In other indicators of Microsoft’s strong quarter, the company’s net income during the period jumped to $15.46 billion, or $2.03 per diluted share, up from $11.65 billion, or $1.51 per diluted share, during the same quarter a year earlier.

Ultimately, customer demand is staying strong for work involving Microsoft technologies even amid uncertain economic conditions, Davis told CRN.

“Our Microsoft customers have expressed great determination to proceed with projects. Current clients are pursuing more development opportunities and new business activity is strong,” Davis said. “In many ways, the uncertainty illuminated the need for additional cloud adoption and the flexibility of cloud services.

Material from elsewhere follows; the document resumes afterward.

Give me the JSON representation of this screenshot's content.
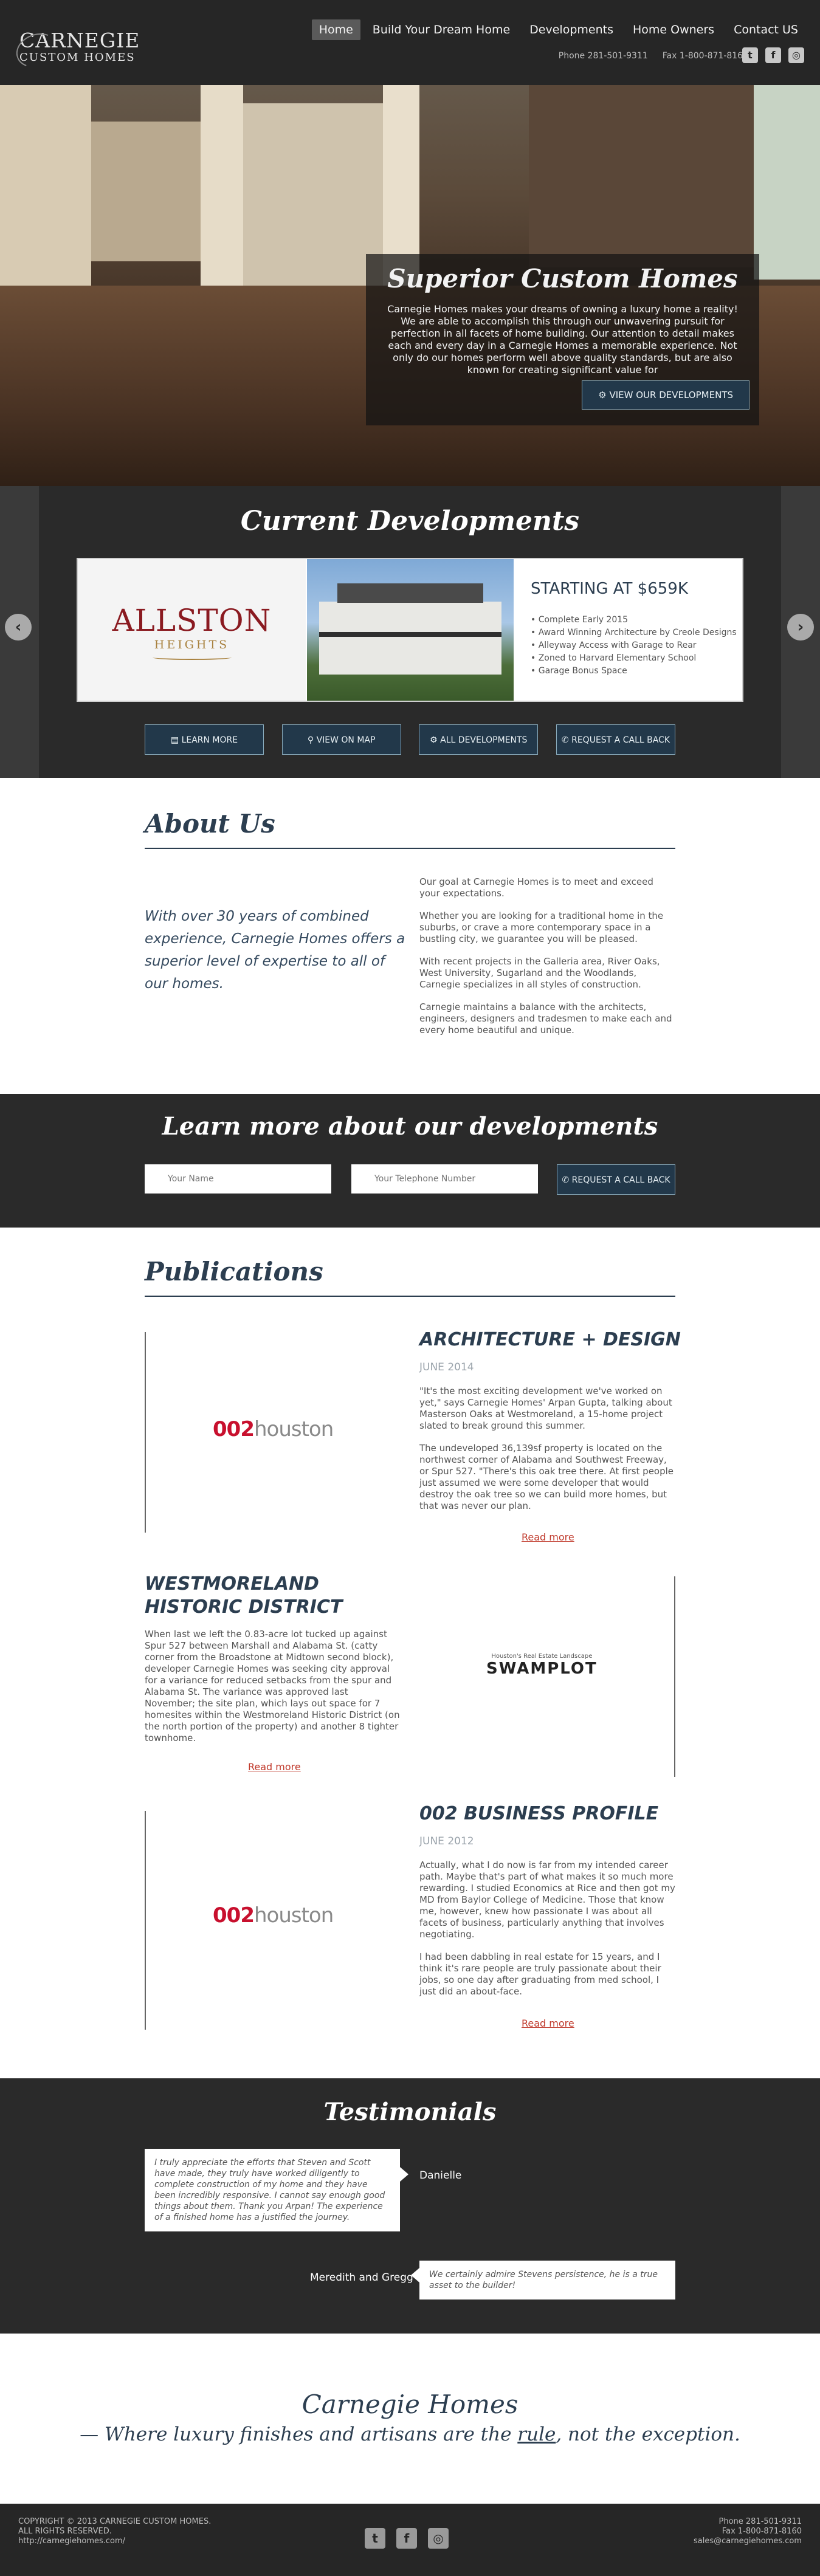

As this exceptional situation became the new normal, IT leaders recognized preexisting gaps in infrastructure, resilience, and solution delivery – gaps that Azure is perfectly positioned to address.”

And, “as organizations implement Azure for the first time, kicking off large migration efforts or embracing the simplicity of managed services, this renewed wave of transformation is driving tremendous demand for Azure services,” Davis said.